A serial option is a type of option on a futures contract that is structured with an underlying asset that will expire in a short period of time. The process calls for making sure that the expiration date on the option takes place before the underlying asset reaches maturity. Typically, the duration of this type of option is 30 days or less, and is considered an excellent way to maximize potential for earning returns on contracts focusing on precious metals and other types of commodities.
One of the easiest ways to understand how a serial option functions is to consider a futures contract that has to do with silver as the underlying security. When there is no contract available for the current month but it is possible to secure one for the following month, the investor can choose to go with the serial option, structuring the option to expire shortly before the underlying asset on the futures contract reaches maturity. This provides the investor with time to see how the underlying security performs in the marketplace between the start date and the expiration date identified in the option. If the underlying asset performs very well, then the investor exercises the option and completes the purchase of the security at the price named in the original option. Doing so means the investor realizes a quick return, since the market value of the asset at the time of the expiration is greater than the price offered in the serial option the month before.

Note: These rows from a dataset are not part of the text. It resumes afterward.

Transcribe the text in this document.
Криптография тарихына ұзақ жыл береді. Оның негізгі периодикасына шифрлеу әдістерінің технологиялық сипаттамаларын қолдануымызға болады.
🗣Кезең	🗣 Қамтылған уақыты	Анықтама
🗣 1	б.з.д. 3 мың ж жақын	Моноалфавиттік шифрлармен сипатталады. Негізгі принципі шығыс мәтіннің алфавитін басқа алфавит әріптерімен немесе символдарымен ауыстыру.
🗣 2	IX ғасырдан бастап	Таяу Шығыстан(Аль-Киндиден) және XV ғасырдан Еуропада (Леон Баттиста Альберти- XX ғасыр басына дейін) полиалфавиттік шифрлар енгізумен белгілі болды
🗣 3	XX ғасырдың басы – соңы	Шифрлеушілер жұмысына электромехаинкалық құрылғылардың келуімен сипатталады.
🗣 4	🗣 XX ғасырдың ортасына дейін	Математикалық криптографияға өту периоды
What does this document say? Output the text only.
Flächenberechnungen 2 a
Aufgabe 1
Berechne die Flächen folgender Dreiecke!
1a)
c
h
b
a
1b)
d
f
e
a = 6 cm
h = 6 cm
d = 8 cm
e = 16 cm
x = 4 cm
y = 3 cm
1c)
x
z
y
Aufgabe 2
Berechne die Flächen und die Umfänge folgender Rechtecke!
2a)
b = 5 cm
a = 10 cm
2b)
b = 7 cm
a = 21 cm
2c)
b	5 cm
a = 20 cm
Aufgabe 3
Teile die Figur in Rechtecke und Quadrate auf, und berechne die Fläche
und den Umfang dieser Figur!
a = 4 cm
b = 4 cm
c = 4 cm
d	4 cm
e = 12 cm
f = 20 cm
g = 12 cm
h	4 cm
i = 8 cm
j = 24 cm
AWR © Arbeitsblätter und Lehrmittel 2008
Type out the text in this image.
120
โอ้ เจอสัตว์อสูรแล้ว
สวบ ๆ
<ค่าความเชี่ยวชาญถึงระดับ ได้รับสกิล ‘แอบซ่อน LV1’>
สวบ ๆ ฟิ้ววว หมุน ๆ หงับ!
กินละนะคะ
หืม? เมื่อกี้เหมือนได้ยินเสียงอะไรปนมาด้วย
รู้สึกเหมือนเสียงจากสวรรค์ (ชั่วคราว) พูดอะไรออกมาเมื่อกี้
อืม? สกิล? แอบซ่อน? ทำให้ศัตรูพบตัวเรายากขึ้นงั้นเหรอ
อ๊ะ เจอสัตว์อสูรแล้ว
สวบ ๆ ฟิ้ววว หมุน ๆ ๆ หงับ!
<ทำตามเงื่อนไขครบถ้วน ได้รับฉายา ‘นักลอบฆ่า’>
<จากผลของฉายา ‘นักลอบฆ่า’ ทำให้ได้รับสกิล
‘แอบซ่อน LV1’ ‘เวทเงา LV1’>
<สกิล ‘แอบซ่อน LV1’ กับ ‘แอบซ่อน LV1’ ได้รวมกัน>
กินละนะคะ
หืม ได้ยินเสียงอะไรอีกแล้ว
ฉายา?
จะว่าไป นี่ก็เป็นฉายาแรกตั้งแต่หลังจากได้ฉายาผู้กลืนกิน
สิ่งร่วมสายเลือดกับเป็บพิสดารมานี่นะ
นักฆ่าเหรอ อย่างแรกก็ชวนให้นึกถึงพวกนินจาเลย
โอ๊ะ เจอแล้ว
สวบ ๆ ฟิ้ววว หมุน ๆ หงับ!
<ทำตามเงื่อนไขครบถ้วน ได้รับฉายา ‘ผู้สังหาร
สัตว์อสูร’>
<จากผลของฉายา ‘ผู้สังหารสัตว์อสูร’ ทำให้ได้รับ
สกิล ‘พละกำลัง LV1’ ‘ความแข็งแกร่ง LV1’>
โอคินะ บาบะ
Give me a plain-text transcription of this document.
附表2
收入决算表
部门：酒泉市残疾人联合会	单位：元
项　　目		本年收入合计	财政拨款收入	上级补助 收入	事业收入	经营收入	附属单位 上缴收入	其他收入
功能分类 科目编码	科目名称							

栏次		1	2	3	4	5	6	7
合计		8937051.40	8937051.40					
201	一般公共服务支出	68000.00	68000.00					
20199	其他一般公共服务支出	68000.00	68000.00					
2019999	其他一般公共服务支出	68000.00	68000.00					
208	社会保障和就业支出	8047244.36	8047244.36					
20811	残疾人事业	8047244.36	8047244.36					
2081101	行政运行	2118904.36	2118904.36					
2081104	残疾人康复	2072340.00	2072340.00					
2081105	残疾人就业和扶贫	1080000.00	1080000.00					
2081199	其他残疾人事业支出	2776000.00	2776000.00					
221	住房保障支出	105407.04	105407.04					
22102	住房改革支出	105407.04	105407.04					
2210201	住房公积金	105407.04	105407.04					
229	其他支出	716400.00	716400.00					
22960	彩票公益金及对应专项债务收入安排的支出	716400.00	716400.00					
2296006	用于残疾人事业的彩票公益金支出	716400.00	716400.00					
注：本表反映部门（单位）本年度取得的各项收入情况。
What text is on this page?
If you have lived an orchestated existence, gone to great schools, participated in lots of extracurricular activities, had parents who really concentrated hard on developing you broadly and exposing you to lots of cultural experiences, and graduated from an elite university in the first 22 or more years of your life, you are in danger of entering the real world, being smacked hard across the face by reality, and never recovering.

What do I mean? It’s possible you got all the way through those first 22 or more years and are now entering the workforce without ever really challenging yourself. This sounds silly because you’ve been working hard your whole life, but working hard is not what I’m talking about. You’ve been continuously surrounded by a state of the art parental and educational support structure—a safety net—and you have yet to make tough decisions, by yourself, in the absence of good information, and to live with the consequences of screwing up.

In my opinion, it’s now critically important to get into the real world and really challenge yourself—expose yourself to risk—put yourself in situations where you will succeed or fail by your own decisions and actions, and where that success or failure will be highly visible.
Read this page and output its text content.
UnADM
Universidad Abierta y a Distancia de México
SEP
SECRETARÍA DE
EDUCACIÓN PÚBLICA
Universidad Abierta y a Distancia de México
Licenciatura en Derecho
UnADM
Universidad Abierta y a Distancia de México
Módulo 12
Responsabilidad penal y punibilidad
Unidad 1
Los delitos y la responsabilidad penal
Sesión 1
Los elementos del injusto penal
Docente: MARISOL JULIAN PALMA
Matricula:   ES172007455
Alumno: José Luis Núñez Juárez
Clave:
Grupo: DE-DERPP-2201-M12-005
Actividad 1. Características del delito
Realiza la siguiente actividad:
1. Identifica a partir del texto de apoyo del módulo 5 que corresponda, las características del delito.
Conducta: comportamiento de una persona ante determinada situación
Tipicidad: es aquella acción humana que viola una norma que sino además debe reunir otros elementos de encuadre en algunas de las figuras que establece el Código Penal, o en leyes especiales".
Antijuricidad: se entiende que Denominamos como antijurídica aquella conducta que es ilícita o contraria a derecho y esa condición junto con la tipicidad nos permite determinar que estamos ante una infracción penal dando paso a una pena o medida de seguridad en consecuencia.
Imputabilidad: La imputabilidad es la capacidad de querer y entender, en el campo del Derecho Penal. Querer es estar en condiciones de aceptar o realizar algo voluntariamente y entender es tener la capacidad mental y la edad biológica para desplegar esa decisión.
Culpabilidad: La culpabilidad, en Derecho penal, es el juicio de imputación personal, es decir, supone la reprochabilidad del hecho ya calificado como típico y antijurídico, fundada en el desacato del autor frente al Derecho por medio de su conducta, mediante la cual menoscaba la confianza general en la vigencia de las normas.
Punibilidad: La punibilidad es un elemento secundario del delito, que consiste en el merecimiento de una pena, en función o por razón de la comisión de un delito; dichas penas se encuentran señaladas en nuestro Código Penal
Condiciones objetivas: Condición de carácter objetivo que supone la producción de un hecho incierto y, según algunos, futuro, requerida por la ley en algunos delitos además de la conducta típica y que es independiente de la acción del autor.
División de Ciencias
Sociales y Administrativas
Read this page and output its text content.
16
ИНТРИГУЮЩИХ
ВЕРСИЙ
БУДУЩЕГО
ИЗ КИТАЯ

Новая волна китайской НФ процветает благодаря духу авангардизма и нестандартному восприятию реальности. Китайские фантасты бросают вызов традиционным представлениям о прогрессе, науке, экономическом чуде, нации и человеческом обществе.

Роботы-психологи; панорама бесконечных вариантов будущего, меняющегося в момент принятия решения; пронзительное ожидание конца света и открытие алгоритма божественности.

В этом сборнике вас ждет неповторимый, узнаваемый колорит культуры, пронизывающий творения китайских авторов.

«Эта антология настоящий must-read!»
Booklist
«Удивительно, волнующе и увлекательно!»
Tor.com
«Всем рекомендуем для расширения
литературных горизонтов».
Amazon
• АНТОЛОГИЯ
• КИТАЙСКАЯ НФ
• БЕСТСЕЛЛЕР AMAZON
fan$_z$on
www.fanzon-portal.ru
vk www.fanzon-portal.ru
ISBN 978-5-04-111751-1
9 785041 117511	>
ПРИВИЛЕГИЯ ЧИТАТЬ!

Along with increasing the chances for making a profit, the serial option can also help the investor sidestep incurring a loss. Using the same basic scenario, if the market price of the underlying asset drops to below the bid price named in the option, the investor can simply choose to not exercise the option. The end result is that the investor is not left with an asset that must either be held in hopes that it will recover enough to at least break even, or go ahead and sell the asset before the market price drops any further.
As with most investment strategies, there is some risk with the serial option. Failing to accurately project the movement of the underlying asset at least up to the expiration date of the futures contract can lead to making poor decisions that cost time and at least some losses due to missed opportunities. This is offset by the experience of seeing the security increase in value, exercising the option, then enjoying the benefits of creating a long position on an asset that is continuing to increase in market value.